The second limitation: :has() doesn't work in CSS content strings or attr() expressions. It's a selector, not a value. You can't use it to generate content dynamically. That sounds obvious but it trips people up when they're trying to do something like render a counter badge using only CSS — :has() can trigger the display, but you'd still need counter() or a data attribute for the actual number.

That said, :has() combined with @counter-style and attr() can get surprisingly far. If your markup sets data-count attributes, you can drive a lot of display logic purely in CSS. Whether that's a good idea architecturally is a separate question — CSS is getting powerful enough that the line between "clever" and "unmaintainable" is something you need to draw yourself.

In practice, :has() is most valuable for UI state that's already reflected in the DOM via native attributes ([open], [disabled], :invalid, :checked, :empty) rather than custom class juggling. When the DOM truthfully represents state, :has() is a first-class tool. When state lives in a JavaScript variable and you're manually syncing it to the DOM, you're still writing the same two lines of JS — you're just maybe writing fewer after that.

FAQ

Is :has() safe to use in production in 2026?

Yes. Global browser support is above 96% as of mid-2026, covering all modern Chrome, Safari, Firefox, and Edge versions. Add a reasonable fallback for the small percentage of older Firefox users if your analytics show them.

Can I use :has() with Tailwind CSS?

Tailwind v3.4+ ships a has-* variant — for example, has-[input:invalid]:ring-red-500 applies the class when a descendant matches.

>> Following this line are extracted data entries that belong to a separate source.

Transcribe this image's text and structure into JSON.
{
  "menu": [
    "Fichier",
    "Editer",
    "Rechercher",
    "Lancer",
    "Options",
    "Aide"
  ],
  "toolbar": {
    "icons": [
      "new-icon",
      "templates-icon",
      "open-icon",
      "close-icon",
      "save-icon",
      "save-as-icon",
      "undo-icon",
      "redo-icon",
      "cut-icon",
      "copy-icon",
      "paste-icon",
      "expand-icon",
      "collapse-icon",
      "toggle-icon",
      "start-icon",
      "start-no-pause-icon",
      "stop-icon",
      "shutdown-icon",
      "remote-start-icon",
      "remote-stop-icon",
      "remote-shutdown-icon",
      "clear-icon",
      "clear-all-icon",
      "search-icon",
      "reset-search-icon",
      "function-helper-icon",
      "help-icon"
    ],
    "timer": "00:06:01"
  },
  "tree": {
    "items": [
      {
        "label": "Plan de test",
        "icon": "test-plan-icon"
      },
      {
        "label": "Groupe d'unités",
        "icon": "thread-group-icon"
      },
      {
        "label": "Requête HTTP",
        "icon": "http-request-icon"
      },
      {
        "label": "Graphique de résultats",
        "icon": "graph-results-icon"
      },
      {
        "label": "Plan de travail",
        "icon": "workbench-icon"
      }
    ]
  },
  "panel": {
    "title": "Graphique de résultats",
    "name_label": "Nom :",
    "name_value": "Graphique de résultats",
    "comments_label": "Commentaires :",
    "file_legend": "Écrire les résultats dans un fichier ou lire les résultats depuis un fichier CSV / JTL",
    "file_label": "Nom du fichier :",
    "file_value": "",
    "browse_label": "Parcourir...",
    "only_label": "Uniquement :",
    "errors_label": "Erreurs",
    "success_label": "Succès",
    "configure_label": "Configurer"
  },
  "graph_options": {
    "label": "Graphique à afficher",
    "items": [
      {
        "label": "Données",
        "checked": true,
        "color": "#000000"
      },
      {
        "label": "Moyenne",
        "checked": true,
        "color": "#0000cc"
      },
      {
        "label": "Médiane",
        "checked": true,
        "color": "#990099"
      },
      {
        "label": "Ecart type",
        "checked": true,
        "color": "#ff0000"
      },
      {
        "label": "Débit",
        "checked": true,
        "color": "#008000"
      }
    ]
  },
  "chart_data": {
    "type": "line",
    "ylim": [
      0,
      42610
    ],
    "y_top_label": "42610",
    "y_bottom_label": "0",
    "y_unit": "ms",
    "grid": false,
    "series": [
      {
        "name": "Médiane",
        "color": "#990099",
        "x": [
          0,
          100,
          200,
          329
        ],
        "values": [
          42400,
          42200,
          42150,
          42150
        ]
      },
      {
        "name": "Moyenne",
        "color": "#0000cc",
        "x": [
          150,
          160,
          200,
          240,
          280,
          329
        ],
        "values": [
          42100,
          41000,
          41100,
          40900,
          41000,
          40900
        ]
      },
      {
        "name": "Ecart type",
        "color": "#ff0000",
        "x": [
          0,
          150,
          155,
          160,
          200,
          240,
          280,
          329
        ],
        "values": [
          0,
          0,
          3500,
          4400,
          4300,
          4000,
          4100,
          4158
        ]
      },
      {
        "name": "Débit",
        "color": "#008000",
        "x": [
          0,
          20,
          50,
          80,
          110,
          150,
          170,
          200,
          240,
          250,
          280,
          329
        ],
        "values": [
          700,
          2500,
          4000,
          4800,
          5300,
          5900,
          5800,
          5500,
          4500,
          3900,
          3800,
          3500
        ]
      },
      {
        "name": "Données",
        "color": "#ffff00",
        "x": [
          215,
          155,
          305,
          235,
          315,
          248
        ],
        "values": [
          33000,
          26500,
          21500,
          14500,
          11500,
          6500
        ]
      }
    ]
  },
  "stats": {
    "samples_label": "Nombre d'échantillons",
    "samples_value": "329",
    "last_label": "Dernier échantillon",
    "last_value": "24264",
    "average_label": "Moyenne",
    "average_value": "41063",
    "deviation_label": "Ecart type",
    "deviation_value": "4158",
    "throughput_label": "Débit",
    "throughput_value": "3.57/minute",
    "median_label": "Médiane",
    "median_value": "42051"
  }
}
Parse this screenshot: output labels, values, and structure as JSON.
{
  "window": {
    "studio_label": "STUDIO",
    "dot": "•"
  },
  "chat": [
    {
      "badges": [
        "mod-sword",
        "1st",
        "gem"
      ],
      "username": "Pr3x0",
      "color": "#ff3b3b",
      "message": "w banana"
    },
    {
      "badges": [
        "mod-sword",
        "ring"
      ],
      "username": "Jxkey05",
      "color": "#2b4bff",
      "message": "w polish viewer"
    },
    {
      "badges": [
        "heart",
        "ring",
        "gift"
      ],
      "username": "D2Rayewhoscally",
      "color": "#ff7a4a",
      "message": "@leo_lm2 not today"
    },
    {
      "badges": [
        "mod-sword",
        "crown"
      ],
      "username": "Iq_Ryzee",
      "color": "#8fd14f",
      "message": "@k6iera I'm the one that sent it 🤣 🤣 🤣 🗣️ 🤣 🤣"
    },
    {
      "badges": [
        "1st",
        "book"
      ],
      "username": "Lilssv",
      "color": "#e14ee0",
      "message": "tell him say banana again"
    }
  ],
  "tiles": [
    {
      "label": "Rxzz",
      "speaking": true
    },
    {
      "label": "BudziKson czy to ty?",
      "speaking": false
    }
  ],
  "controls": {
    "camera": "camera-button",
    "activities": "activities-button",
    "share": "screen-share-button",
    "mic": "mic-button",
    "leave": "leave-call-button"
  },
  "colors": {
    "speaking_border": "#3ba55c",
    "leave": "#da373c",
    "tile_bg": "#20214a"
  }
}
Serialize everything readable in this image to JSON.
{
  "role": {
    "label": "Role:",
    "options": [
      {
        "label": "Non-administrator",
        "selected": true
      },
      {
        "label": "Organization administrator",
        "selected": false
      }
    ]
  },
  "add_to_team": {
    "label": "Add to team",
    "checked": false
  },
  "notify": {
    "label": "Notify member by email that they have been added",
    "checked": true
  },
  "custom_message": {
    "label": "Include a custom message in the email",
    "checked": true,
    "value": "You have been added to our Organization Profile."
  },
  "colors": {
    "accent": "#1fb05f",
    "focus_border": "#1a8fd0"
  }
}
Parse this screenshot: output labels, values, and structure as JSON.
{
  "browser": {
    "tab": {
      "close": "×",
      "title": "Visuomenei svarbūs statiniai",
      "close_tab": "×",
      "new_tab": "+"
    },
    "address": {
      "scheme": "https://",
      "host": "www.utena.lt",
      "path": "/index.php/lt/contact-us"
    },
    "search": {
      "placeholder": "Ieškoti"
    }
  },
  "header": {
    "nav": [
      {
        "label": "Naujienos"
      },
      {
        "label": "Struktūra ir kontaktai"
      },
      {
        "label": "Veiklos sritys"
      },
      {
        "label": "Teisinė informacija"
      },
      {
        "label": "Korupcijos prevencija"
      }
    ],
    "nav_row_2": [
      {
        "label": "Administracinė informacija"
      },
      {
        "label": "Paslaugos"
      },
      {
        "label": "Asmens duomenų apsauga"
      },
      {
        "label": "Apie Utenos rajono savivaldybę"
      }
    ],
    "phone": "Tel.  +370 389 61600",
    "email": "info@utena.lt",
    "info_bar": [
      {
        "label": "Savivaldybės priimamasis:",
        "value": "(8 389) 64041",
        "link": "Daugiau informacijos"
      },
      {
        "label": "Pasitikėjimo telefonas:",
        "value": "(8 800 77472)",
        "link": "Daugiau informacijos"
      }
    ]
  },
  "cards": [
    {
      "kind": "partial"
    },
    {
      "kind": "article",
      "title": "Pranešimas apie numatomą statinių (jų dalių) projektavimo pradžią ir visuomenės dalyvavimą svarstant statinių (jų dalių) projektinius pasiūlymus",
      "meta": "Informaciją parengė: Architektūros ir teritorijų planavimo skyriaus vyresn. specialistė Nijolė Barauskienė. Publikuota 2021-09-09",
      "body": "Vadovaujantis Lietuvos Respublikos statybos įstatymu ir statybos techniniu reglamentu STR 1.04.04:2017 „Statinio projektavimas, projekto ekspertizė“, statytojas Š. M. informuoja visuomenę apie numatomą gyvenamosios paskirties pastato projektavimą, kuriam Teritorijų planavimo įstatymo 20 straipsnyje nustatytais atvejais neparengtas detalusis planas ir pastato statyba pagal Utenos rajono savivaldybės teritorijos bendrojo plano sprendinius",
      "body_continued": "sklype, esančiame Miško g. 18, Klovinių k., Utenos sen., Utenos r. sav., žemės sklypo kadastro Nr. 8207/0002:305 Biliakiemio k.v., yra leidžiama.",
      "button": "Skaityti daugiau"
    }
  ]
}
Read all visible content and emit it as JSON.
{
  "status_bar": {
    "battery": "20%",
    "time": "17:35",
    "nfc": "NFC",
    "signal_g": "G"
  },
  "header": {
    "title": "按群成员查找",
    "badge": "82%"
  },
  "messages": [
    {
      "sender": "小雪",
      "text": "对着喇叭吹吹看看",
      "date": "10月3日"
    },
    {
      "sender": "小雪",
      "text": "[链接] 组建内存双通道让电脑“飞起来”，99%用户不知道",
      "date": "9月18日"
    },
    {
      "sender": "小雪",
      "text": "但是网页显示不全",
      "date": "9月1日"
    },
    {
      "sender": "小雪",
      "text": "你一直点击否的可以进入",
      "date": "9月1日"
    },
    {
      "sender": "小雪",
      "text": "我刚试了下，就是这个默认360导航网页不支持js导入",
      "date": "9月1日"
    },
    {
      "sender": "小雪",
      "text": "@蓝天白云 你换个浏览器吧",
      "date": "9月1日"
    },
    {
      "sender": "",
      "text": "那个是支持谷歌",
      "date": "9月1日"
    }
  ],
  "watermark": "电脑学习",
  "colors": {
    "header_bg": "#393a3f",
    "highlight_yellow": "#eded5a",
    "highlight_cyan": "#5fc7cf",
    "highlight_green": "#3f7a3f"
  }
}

It maps directly to the native :has() selector under the hood.

Does :has() work with CSS Modules or scoped styles?

Yes. :has() is just a CSS selector and works anywhere you write CSS, including CSS Modules, Styled Components, and Tailwind's @layer. Scoping doesn't affect how it evaluates the DOM.

Will :has() hurt performance if I use it a lot?

Only if you put it on very broad selectors like * or body with dynamic content inside the scope. Keep the left-hand selector specific and scoped to a component, and you won't notice any difference.